Special Coverage

Management Briefing Seminars

TRAVERSE CITY, MI – The rumble of diesel-powered trucks idling through the night – and spewing unwanted emissions in the process – soon may be a distant memory thanks, in part, to developments at Tenneco Inc.

Tim Jackson, chief technology officer, and Patrick Garcia, director- acoustics and advanced engineering, at the company’s European OEM emission-control unit, tell Ward’s at the Management Briefings Seminars here they have an advanced auxiliary power unit (APU) that will eliminate the need for truck operators to keep their engines idling while parked.

Truckers customarily use power from their engines to keep accessories, such as heaters, air conditioners, lights and sound systems, operating without drawing down their batteries. Diesel-powered trucks also typically are difficult to start in cold weather.

Garcia says Tenneco’s APU, which is nearing the full prototype stage, is targeted for installation on heavy-duty Class 8 trucks in the 2011-2012 timeframe. Renault SA, Fiat SpA and Daimler AG are testing the device. No production orders have been placed, but Tenneco is working with truck manufacturers on development contracts.

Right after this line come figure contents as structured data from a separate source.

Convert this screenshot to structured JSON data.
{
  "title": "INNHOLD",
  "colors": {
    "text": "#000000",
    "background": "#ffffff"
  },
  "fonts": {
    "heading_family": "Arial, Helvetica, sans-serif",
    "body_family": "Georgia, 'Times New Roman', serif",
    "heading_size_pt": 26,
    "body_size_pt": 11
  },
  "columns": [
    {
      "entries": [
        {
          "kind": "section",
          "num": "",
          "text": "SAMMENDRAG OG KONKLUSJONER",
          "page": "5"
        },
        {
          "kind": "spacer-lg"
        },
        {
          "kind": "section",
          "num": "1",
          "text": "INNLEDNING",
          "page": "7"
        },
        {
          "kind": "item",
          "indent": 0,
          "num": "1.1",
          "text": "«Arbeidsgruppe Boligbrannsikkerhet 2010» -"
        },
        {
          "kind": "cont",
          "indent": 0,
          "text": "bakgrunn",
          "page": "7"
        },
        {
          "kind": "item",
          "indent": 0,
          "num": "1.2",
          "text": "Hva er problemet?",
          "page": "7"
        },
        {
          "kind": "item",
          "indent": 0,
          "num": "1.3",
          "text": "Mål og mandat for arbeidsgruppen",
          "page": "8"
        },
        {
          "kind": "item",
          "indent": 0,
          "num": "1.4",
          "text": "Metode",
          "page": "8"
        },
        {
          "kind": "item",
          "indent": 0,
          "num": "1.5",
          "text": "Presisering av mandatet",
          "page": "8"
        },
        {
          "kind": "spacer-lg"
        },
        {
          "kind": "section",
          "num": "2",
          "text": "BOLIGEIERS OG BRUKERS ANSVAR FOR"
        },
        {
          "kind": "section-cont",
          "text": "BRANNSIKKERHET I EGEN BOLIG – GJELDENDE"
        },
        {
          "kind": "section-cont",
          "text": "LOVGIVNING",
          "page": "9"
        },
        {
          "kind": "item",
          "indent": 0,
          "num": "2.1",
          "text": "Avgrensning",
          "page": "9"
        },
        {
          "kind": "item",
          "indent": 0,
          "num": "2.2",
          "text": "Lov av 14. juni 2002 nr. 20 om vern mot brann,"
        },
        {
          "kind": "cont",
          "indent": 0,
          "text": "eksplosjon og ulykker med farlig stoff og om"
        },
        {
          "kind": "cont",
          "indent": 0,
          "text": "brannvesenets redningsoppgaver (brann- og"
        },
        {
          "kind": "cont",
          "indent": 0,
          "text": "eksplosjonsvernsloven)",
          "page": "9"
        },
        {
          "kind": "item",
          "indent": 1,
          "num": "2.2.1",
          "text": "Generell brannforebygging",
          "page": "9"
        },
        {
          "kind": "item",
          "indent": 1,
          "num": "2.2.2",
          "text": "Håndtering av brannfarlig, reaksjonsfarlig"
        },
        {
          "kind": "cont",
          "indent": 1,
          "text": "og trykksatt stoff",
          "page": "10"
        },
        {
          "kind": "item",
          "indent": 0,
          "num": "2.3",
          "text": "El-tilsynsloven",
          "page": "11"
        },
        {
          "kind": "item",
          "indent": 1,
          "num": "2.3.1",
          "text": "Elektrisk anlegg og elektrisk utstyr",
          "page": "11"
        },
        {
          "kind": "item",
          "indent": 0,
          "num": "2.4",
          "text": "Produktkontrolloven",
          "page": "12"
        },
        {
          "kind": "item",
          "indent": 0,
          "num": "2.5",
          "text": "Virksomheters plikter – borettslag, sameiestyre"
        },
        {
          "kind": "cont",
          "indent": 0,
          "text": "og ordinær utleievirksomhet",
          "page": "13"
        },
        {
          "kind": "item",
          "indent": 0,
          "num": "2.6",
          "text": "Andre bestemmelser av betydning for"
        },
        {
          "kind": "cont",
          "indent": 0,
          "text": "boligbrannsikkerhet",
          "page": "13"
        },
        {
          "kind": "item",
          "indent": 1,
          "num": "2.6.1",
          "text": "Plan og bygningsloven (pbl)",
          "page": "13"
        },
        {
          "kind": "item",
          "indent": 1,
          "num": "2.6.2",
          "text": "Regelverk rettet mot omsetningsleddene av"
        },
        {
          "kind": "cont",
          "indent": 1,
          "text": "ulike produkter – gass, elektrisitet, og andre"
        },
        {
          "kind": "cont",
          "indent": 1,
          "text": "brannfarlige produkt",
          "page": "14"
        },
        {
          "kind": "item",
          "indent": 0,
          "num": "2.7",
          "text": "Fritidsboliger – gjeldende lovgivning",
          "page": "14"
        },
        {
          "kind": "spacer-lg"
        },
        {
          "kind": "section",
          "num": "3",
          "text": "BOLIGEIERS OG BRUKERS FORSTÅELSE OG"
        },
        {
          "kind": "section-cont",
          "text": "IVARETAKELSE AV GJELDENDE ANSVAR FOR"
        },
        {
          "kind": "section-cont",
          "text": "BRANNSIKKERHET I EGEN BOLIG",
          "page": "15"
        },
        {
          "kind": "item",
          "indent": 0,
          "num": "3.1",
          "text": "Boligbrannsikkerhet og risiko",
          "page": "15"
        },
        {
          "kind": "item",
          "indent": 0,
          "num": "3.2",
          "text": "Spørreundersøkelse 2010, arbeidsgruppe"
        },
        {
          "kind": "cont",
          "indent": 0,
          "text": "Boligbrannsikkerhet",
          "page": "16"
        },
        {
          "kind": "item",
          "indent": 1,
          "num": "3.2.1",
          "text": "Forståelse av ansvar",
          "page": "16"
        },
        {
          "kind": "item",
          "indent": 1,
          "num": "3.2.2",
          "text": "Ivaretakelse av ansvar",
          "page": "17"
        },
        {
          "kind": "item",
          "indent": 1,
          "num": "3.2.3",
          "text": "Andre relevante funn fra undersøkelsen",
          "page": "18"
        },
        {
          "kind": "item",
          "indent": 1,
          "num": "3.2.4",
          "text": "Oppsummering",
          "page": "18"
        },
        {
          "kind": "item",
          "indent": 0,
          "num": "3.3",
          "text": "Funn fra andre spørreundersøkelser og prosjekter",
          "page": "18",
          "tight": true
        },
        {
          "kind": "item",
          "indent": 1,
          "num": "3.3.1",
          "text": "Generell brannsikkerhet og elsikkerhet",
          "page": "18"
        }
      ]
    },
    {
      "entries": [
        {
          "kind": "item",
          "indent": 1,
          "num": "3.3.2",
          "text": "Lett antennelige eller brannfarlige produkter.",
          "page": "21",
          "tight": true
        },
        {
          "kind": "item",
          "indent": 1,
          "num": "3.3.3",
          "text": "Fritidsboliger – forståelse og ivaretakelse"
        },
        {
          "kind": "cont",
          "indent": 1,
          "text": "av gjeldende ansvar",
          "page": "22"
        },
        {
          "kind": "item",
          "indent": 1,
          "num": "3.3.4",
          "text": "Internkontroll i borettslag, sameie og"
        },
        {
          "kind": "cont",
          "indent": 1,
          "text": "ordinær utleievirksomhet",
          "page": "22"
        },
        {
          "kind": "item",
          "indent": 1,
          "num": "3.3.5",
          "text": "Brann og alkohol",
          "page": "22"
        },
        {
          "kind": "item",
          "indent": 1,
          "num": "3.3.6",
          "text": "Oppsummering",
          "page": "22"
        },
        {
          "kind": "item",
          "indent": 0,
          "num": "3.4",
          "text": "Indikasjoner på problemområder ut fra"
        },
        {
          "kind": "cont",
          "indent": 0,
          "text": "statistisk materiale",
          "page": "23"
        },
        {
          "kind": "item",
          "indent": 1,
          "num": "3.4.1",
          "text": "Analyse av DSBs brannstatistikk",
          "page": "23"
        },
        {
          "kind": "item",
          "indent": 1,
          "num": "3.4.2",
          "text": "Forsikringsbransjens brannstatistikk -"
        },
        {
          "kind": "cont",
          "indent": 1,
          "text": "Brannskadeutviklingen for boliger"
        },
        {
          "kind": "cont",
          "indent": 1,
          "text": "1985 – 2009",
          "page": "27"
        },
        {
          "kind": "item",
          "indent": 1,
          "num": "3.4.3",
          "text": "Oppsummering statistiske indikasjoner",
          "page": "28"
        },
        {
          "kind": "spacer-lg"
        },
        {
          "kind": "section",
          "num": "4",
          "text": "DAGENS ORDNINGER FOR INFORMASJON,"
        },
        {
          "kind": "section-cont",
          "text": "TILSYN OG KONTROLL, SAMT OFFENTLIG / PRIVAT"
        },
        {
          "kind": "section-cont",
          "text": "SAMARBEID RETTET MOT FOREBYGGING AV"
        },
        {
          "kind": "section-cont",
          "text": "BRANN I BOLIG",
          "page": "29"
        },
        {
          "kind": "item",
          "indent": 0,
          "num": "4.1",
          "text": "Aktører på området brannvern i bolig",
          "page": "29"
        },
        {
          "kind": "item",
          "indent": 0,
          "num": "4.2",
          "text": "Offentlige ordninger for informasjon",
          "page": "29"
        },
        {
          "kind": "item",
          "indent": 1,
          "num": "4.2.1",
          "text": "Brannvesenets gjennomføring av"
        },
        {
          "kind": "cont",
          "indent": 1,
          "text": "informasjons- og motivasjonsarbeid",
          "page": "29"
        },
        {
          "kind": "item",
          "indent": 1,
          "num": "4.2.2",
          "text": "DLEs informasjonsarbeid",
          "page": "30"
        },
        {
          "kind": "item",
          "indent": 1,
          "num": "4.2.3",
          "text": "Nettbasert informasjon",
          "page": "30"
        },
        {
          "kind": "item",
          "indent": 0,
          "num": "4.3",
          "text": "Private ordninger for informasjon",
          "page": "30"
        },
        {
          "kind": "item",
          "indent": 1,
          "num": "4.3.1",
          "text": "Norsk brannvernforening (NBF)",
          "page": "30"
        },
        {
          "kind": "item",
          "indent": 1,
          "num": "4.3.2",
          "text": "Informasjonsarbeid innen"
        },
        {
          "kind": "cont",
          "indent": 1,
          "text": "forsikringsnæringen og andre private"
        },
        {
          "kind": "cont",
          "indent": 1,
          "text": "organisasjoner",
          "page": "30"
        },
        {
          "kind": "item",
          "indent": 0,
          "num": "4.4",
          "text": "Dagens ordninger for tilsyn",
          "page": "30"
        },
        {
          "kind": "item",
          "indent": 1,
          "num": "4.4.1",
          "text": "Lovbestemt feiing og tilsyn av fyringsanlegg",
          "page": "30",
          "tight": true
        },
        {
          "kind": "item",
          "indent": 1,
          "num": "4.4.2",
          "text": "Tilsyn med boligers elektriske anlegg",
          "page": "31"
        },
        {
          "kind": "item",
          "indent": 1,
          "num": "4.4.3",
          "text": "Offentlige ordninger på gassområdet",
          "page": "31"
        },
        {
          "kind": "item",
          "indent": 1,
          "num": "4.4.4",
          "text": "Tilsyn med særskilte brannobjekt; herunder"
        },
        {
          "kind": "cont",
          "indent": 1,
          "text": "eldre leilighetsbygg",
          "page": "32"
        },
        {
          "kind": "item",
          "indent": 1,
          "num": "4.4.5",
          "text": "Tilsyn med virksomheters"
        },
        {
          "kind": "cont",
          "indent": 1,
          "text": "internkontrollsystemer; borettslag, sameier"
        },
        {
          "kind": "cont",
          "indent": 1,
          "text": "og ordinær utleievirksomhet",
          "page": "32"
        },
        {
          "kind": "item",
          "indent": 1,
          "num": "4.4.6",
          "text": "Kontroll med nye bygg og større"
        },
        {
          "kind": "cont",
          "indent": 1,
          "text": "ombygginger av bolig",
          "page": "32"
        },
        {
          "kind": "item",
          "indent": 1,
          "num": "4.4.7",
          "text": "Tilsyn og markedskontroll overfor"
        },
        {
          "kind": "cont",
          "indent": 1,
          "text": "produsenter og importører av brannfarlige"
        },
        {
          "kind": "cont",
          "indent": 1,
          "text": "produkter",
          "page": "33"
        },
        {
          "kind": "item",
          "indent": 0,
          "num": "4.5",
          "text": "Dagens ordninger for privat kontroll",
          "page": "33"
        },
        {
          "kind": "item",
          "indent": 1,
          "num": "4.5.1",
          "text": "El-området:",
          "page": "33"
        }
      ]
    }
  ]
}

Jackson says Class 8 trucks burn an average of 3,000 gallons (11,356 L) of diesel fuel yearly due to idling. He estimates Tenneco’s APU could save an estimated 2,000 gallons (7,571 L).

Garcia describes the ACU as “a little chemical plant” that can be mounted in several areas of a truck’s cab. The device takes the vehicle’s diesel fuel and splits out the hydrocarbons to produce hydrogen fuel that generates 5 kW of power to replace electricity lost when the engine is shut off.

Jackson says Tenneco is targeting a price of about €2,000 ($2,750) and estimates this could be recaptured in fuel savings over three to four years.

The market potential is huge: Some 110,000 Class 8 heavy-duty trucks are sold annually in the U.S. In Europe, the tally is 150,000. Jackson reckons another 50,000 units could be retrofitted each year, boosting the overall market to more than 300,000 vehicles.

Tenneco’s APU currently weighs about 330 lbs. (150 kg), but Jackson says some of that will be offset by eliminating the alternator and associated belt-pulley systems.

“That will save 150 lbs. (68 kg),” he estimates, but Tenneco’s goal is to make the APU “mass neutral.”

Jackson says the APU likely won’t find many takers in Japan due to different driving conditions. China’s low truck prices and use of diesel fuel containing high sulfur content is not conducive to the technology, either.